Things I like to say after people know I’m Sz.
I know this illness sucks. I’m not trying to paint this head circus with a pretty brush. But after the hell I’ve been through and all the hard work I’ve put in and the bad days and surviving a suicide attempt and staying off drugs, and staying on meds… I feel I deserve a little fun with this circus.
So when someone rants at me I can ignore them completely and say… “What? Sorry, my voices were much more interesting, so I quit listening to you ages ago.”
When I’m at a family dinner and I want to go home, I will sometimes rock on purpose for no other reason then my Aunt takes it as a sign that my meds are wearing off and it’s time to rush me out the door.

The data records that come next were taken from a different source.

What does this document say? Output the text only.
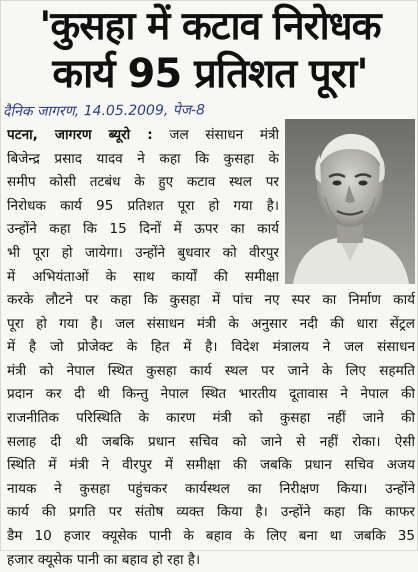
'कुसहा में कटाव निरोधक
कार्य 95 प्रतिशत पूरा'
दैनिक जागरण, 14.05.2009, पेज-8
पटना, जागरण ब्यूरो : जल संसाधन मंत्री
बिजेन्द्र प्रसाद यादव ने कहा कि कुसहा के
समीप कोसी तटबंध के हुए कटाव स्थल पर
निरोधक कार्य 95 प्रतिशत पूरा हो गया है।
उन्होंने कहा कि 15 दिनों में ऊपर का कार्य
भी पूरा हो जायेगा। उन्होंने बुधवार को वीरपुर
में अभियंताओं के साथ कार्यों की समीक्षा
करके लौटने पर कहा कि कुसहा में पांच नए स्पर का निर्माण कार्य
पूरा हो गया है। जल संसाधन मंत्री के अनुसार नदी की धारा सेंट्रल
में है जो प्रोजेक्ट के हित में है। विदेश मंत्रालय ने जल संसाधन
मंत्री को नेपाल स्थित कुसहा कार्य स्थल पर जाने के लिए सहमति
प्रदान कर दी थी किन्तु नेपाल स्थित भारतीय दूतावास ने नेपाल की
राजनीतिक परिस्थिति के कारण मंत्री को कुसहा नहीं जाने की
सलाह दी थी जबकि प्रधान सचिव को जाने से नहीं रोका। ऐसी
स्थिति में मंत्री ने वीरपुर में समीक्षा की जबकि प्रधान सचिव अजय
नायक ने कुसहा पहुंचकर कार्यस्थल का निरीक्षण किया। उन्होंने
कार्य की प्रगति पर संतोष व्यक्त किया है। उन्होंने कहा कि काफर
डैम 10 हजार क्यूसेक पानी के बहाव के लिए बना था जबकि 35
हजार क्यूसेक पानी का बहाव हो रहा है।
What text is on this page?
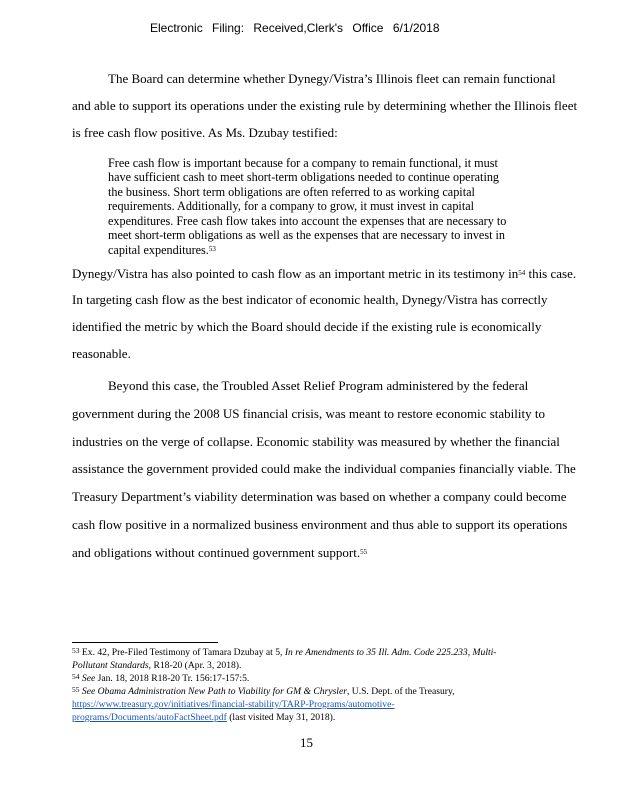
Electronic Filing: Received,Clerk's Office 6/1/2018
The Board can determine whether Dynegy/Vistra’s Illinois fleet can remain functional
and able to support its operations under the existing rule by determining whether the Illinois fleet
is free cash flow positive. As Ms. Dzubay testified:
Free cash flow is important because for a company to remain functional, it must
have sufficient cash to meet short-term obligations needed to continue operating
the business. Short term obligations are often referred to as working capital
requirements. Additionally, for a company to grow, it must invest in capital
expenditures. Free cash flow takes into account the expenses that are necessary to
meet short-term obligations as well as the expenses that are necessary to invest in
capital expenditures.$^{53}$
Dynegy/Vistra has also pointed to cash flow as an important metric in its testimony $in^{54}$ this case.
In targeting cash flow as the best indicator of economic health, Dynegy/Vistra has correctly
identified the metric by which the Board should decide if the existing rule is economically
reasonable.
Beyond this case, the Troubled Asset Relief Program administered by the federal
government during the 2008 US financial crisis, was meant to restore economic stability to
industries on the verge of collapse. Economic stability was measured by whether the financial
assistance the government provided could make the individual companies financially viable. The
Treasury Department’s viability determination was based on whether a company could become
cash flow positive in a normalized business environment and thus able to support its operations
and obligations without continued government support.$^{55}$
$^{53}$ Ex. 42, Pre-Filed Testimony of Tamara Dzubay at 5, In re Amendments to 35 Ill. Adm. Code 225.233, Multi-
Pollutant Standards, R18-20 (Apr. 3, 2018).
$^{54}$ See Jan. 18, 2018 R18-20 Tr. 156:17-157:5.
$^{55}$ See Obama Administration New Path to Viability for GM & Chrysler, U.S. Dept. of the Treasury,
https://www.treasury.gov/initiatives/financial-stability/TARP-Programs/automotive-
programs/Documents/autoFactSheet.pdf (last visited May 31, 2018).
15
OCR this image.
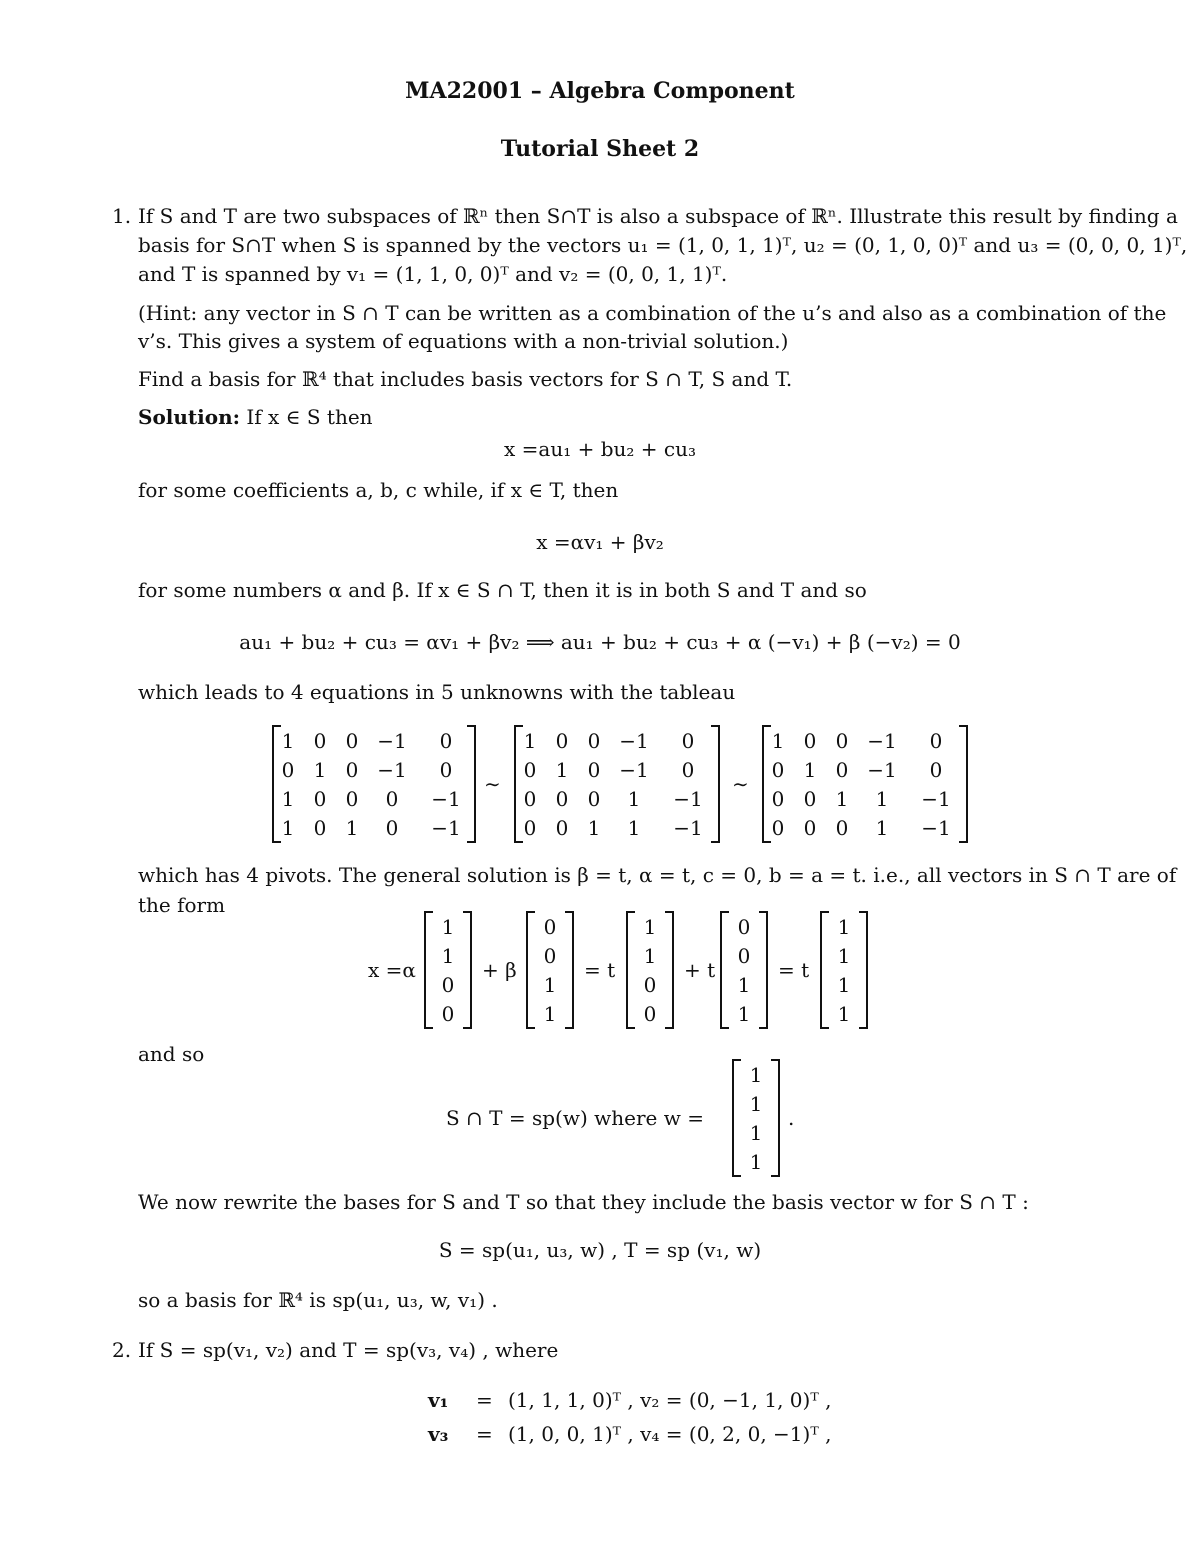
MA22001 – Algebra Component
Tutorial Sheet 2
1. If S and T are two subspaces of ℝⁿ then S∩T is also a subspace of ℝⁿ. Illustrate this result by finding a
basis for S∩T when S is spanned by the vectors u₁ = (1, 0, 1, 1)ᵀ, u₂ = (0, 1, 0, 0)ᵀ and u₃ = (0, 0, 0, 1)ᵀ,
and T is spanned by v₁ = (1, 1, 0, 0)ᵀ and v₂ = (0, 0, 1, 1)ᵀ.
(Hint: any vector in S ∩ T can be written as a combination of the u’s and also as a combination of the
v’s. This gives a system of equations with a non-trivial solution.)
Find a basis for ℝ⁴ that includes basis vectors for S ∩ T, S and T.
Solution: If x ∈ S then
x =au₁ + bu₂ + cu₃
for some coefficients a, b, c while, if x ∈ T, then
x =αv₁ + βv₂
for some numbers α and β. If x ∈ S ∩ T, then it is in both S and T and so
au₁ + bu₂ + cu₃ = αv₁ + βv₂ ⟹ au₁ + bu₂ + cu₃ + α (−v₁) + β (−v₂) = 0
which leads to 4 equations in 5 unknowns with the tableau
1 0 0 −1	0
0 1 0 −1	0
1 0 0	0	−1
1 0 1	0	−1
∼
1 0 0 −1	0
0 1 0 −1	0
0 0 0	1	−1
0 0 1	1	−1
∼
1 0 0 −1	0
0 1 0 −1	0
0 0 1	1	−1
0 0 0	1	−1
which has 4 pivots. The general solution is β = t, α = t, c = 0, b = a = t. i.e., all vectors in S ∩ T are of
the form
x =α
1
1
0
0
+ β
0
0
1
1
= t
1
1
0
0
+ t
0
0
1
1
= t
1
1
1
1
and so
S ∩ T = sp(w) where w =
1
1
1
1
.
We now rewrite the bases for S and T so that they include the basis vector w for S ∩ T :
S = sp(u₁, u₃, w) , T = sp (v₁, w)
so a basis for ℝ⁴ is sp(u₁, u₃, w, v₁) .
2. If S = sp(v₁, v₂) and T = sp(v₃, v₄) , where
v₁ = (1, 1, 1, 0)ᵀ , v₂ = (0, −1, 1, 0)ᵀ ,
v₃ = (1, 0, 0, 1)ᵀ , v₄ = (0, 2, 0, −1)ᵀ ,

When someone it boring me with small talk I will sometimes jump topic a few times just for fun. My sis can spot this ruse a mile away, but some family members get freaked out and leave me alone.
Or I’ll not look at them and let my gaze drift around the room and say… “Do you see what I see?”
That makes them leave me alone too.
I also like to reach out and touch their face and say, “Oh, you’re real. I like you better as a hallucination.”
I only do this to family and some family friends who hold on to their misinformation and stereotypes about Sz. I know it might perpetuate some negative perceptions. But I don’t do this to everyone.
Sometimes I just want to use what little benefit having this head circus affords me. Use their incorrect perceptions in my favor.